As a Senior Site Reliability Engineer, you will play a key role in shaping the foundation of our cloud-native systems. You'll design and maintain highly available infrastructure that supports continuous delivery, real-time data processing, and secure, compliant operations at scale.
What You'll Do
- Architect and manage Kubernetes-based environments on AWS, including EKS clusters, ensuring high availability and efficient scaling.
- Develop and enforce Infrastructure as Code (IaC) practices using Terraform to automate provisioning and maintain consistency across environments.
- Build and optimize CI/CD pipelines in GitLab to support reliable, repeatable deployments across services.
- Oversee database infrastructure, including RDS-hosted Postgres and MySQL, managing migrations, replication, and performance.
- Design and maintain event-driven architectures using Kafka and Kinesis for asynchronous service communication and real-time data flow.

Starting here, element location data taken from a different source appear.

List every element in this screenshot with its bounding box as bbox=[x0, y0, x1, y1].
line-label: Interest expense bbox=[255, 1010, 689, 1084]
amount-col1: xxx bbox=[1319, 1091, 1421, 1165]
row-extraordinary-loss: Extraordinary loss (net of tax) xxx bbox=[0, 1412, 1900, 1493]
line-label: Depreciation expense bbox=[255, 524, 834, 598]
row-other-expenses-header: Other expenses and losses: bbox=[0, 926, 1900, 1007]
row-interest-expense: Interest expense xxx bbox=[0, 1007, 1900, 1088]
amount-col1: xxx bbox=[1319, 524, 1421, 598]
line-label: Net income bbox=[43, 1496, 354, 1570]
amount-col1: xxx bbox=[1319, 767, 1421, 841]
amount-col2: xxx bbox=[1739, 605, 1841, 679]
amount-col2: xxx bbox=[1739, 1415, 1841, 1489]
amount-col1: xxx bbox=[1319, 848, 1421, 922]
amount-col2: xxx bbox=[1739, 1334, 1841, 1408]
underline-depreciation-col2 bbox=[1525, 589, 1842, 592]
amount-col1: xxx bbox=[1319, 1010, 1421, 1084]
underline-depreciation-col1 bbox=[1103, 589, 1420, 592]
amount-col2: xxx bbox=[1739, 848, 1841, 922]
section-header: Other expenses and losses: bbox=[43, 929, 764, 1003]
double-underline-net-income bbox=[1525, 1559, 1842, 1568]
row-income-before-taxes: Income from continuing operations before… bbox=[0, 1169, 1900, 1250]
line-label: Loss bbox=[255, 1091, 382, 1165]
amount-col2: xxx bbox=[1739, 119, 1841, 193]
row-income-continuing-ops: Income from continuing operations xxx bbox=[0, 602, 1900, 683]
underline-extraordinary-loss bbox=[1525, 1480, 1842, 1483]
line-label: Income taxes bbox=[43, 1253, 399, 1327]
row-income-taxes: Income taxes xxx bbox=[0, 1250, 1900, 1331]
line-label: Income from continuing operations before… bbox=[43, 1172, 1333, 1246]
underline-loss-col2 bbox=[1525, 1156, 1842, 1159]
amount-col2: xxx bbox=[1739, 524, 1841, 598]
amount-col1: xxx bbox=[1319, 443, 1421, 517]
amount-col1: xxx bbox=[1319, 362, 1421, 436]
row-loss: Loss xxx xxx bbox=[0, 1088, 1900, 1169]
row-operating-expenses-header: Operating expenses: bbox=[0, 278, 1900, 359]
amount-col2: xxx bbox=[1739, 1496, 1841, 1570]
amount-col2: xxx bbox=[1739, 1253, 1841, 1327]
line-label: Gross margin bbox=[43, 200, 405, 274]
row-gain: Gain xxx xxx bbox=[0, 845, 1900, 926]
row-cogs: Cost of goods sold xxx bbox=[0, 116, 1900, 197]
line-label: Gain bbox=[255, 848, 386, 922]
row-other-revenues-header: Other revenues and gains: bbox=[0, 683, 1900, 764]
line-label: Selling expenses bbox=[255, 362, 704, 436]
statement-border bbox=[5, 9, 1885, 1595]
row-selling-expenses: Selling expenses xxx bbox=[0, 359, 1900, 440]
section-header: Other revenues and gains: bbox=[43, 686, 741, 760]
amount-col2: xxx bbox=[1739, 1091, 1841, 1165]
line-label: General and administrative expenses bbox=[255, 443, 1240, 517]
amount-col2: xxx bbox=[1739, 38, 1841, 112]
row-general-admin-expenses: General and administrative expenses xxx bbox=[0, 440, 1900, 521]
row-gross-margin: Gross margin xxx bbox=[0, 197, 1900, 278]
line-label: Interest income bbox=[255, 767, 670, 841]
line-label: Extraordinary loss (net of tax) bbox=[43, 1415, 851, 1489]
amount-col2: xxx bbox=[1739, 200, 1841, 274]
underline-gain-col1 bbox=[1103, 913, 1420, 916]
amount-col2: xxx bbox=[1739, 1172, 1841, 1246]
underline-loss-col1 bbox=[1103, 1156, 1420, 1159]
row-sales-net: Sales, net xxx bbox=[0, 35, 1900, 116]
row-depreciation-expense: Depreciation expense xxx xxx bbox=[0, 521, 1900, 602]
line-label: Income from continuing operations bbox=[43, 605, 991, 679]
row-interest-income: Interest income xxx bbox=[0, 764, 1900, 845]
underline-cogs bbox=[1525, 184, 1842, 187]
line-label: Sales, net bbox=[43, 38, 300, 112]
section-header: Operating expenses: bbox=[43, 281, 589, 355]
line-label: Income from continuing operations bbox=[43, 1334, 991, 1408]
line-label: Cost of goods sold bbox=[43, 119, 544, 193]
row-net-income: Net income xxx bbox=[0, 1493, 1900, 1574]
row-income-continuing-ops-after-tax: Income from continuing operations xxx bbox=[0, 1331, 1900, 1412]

- Implement comprehensive monitoring and observability solutions to detect, diagnose, and resolve issues proactively.
- Collaborate with engineering and compliance teams to meet regulatory requirements including HIPAA, PCI, SOC 2, ISO 27001, and HITRUST.
- Use security tools like Wiz to identify and remediate infrastructure risks, ensuring strong posture across cloud assets.
What We're Looking For
- Proven experience with AWS cloud services and advanced networking across multiple regions.
- Strong background in containerization with Docker and orchestration via Kubernetes and EKS.
- Hands-on expertise with Terraform for managing infrastructure at scale.
- Experience managing relational databases and leading decentralized migration efforts.
- Familiarity with compliance frameworks and audit processes, particularly in regulated environments.
- Working knowledge of security best practices and tools, including cloud-native security platforms.
- Proficiency with AI-powered engineering tools to enhance development and operations workflows.
Preferred Skills
- Programming experience in Python, Node.js, Golang, or Bash.
- Strong troubleshooting abilities in production environments.
- Experience with GitOps workflows and tools such as ArgoCD.
- Knowledge of managed Kafka services like MSK in AWS.
- Background in IoT, edge computing, or hardware integration, especially in operational environments.